I am instructed what to do in English, Xhosa and through a lot of body gestures. I am told that water boiling in a similar pot on the fire is to be used to clean it. I am shown the cloth and soap and then pointed in the direction of where the washing occurs. I pour my pot about half full of the boiling water, look up towards a mama (which is how married women of their stature are always referred to) with raised eyebrows as if asking “is this the correct amount?”. She nods approvingly. I carefully carry to pot about ten yards away, where I was shown the washing occurs, and begin to wash. I happily clean pots until I run out of water.
When that happens, I am told to go to the pump and fetch a bucket. The pump is about three hundred feet away. I grab a bucket. A nice woman who is at least sixty says she’ll accompany me. She is a married woman and therefore wearing the tuc wrapped tightly around her head and a sash around her waist and over a brightly coloured skirt and blouse. We take a five gallon bucket and head to the pump.
Upon my return, one of my male friends wistfully walks around the corner to check in on me. He’s carrying a beer and a large smile. I am carrying a five gallon bucket of water and a head full of perspiration. After a deep glare at my friend I announce rhetorically to the women “it must be nice to be a man!”. As I am speaking, I know that my outburst will not be well received, but I really don’t care. Seriously, from my standpoint the men get to booze all day while the women toil all day cooking and cleaning. I was not pleased, and didn’t even look for the response of the mama’s at my inappropriate outburst.

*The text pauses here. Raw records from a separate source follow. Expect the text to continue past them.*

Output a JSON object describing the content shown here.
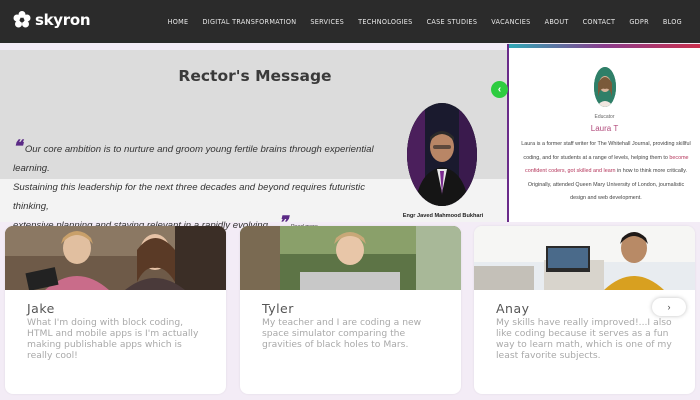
{
  "brand": {
    "name": "skyron"
  },
  "nav": {
    "items": [
      {
        "label": "HOME"
      },
      {
        "label": "DIGITAL TRANSFORMATION"
      },
      {
        "label": "SERVICES"
      },
      {
        "label": "TECHNOLOGIES"
      },
      {
        "label": "CASE STUDIES"
      },
      {
        "label": "VACANCIES"
      },
      {
        "label": "ABOUT"
      },
      {
        "label": "CONTACT"
      },
      {
        "label": "GDPR"
      },
      {
        "label": "BLOG"
      }
    ]
  },
  "rector": {
    "title": "Rector's Message",
    "quote_line1": "Our core ambition is to nurture and groom young fertile brains through experiential learning.",
    "quote_line2": "Sustaining this leadership for the next three decades and beyond requires futuristic thinking,",
    "quote_line3": "extensive planning and staying relevant in a rapidly evolving...",
    "read_more": "Read more",
    "open_quote": "❝",
    "close_quote": "❞",
    "caption": "Engr Javed Mahmood Bukhari"
  },
  "testimonial_panel": {
    "role": "Educator",
    "name": "Laura T",
    "text_part1": "Laura is a former staff writer for The Whitehall Journal, providing skillful coding, and for students at a range of levels, helping them to ",
    "text_highlight": "become confident coders, got skilled and learn",
    "text_part2": " in how to think more critically. Originally, attended Queen Mary University of London, journalistic design and web development.",
    "slider_icon": "‹"
  },
  "cards": [
    {
      "name": "Jake",
      "text": "What I'm doing with block coding, HTML and mobile apps is I'm actually making publishable apps which is really cool!"
    },
    {
      "name": "Tyler",
      "text": "My teacher and I are coding a new space simulator comparing the gravities of black holes to Mars."
    },
    {
      "name": "Anay",
      "text": "My skills have really improved!...I also like coding because it serves as a fun way to learn math, which is one of my least favorite subjects."
    }
  ],
  "carousel": {
    "next_icon": "›"
  },
  "colors": {
    "nav_bg": "#2b2b2b",
    "accent_purple": "#6a2b8a",
    "slider_green": "#2ecc40",
    "highlight": "#b5375c"
  }
}
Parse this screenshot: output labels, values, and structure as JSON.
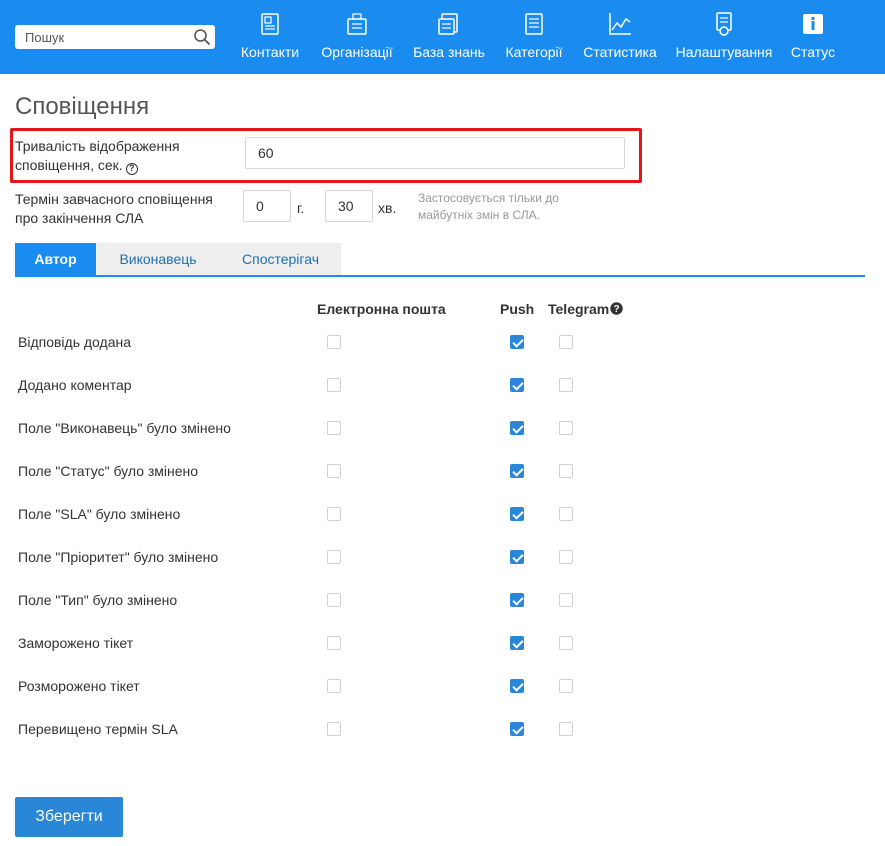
{
  "search": {
    "placeholder": "Пошук"
  },
  "nav": [
    {
      "label": "Контакти",
      "icon": "contacts-icon"
    },
    {
      "label": "Організації",
      "icon": "organizations-icon"
    },
    {
      "label": "База знань",
      "icon": "knowledge-base-icon"
    },
    {
      "label": "Категорії",
      "icon": "categories-icon"
    },
    {
      "label": "Статистика",
      "icon": "statistics-icon"
    },
    {
      "label": "Налаштування",
      "icon": "settings-icon"
    },
    {
      "label": "Статус",
      "icon": "status-info-icon"
    }
  ],
  "page": {
    "title": "Сповіщення"
  },
  "duration": {
    "label_line1": "Тривалість відображення",
    "label_line2": "сповіщення, сек.",
    "value": "60"
  },
  "sla": {
    "label_line1": "Термін завчасного сповіщення",
    "label_line2": "про закінчення СЛА",
    "hours_value": "0",
    "hours_unit": "г.",
    "minutes_value": "30",
    "minutes_unit": "хв.",
    "hint_line1": "Застосовується тільки до",
    "hint_line2": "майбутніх змін в СЛА."
  },
  "tabs": [
    {
      "label": "Автор",
      "active": true
    },
    {
      "label": "Виконавець",
      "active": false
    },
    {
      "label": "Спостерігач",
      "active": false
    }
  ],
  "columns": {
    "email": "Електронна пошта",
    "push": "Push",
    "telegram": "Telegram"
  },
  "rows": [
    {
      "label": "Відповідь додана",
      "email": false,
      "push": true,
      "telegram": false
    },
    {
      "label": "Додано коментар",
      "email": false,
      "push": true,
      "telegram": false
    },
    {
      "label": "Поле \"Виконавець\" було змінено",
      "email": false,
      "push": true,
      "telegram": false
    },
    {
      "label": "Поле \"Статус\" було змінено",
      "email": false,
      "push": true,
      "telegram": false
    },
    {
      "label": "Поле \"SLA\" було змінено",
      "email": false,
      "push": true,
      "telegram": false
    },
    {
      "label": "Поле \"Пріоритет\" було змінено",
      "email": false,
      "push": true,
      "telegram": false
    },
    {
      "label": "Поле \"Тип\" було змінено",
      "email": false,
      "push": true,
      "telegram": false
    },
    {
      "label": "Заморожено тікет",
      "email": false,
      "push": true,
      "telegram": false
    },
    {
      "label": "Розморожено тікет",
      "email": false,
      "push": true,
      "telegram": false
    },
    {
      "label": "Перевищено термін SLA",
      "email": false,
      "push": true,
      "telegram": false
    }
  ],
  "save_label": "Зберегти",
  "colors": {
    "primary": "#1a8cf0",
    "button": "#2a86d6",
    "highlight": "#e8141c"
  }
}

However, later, I find out the expression that I interpreted as a smile, was actually a look of confusion. Apparently it is outside custom for women to fetch water during these ceremonial meals. The boys are instructed to stay nearby in effort to assist with those types of tasks. What I interpreted as a smile was actually an assessment a scene that was foreign to him. He later told me that he suspects I was asked to do the task just to test me. I just hope I passed that test.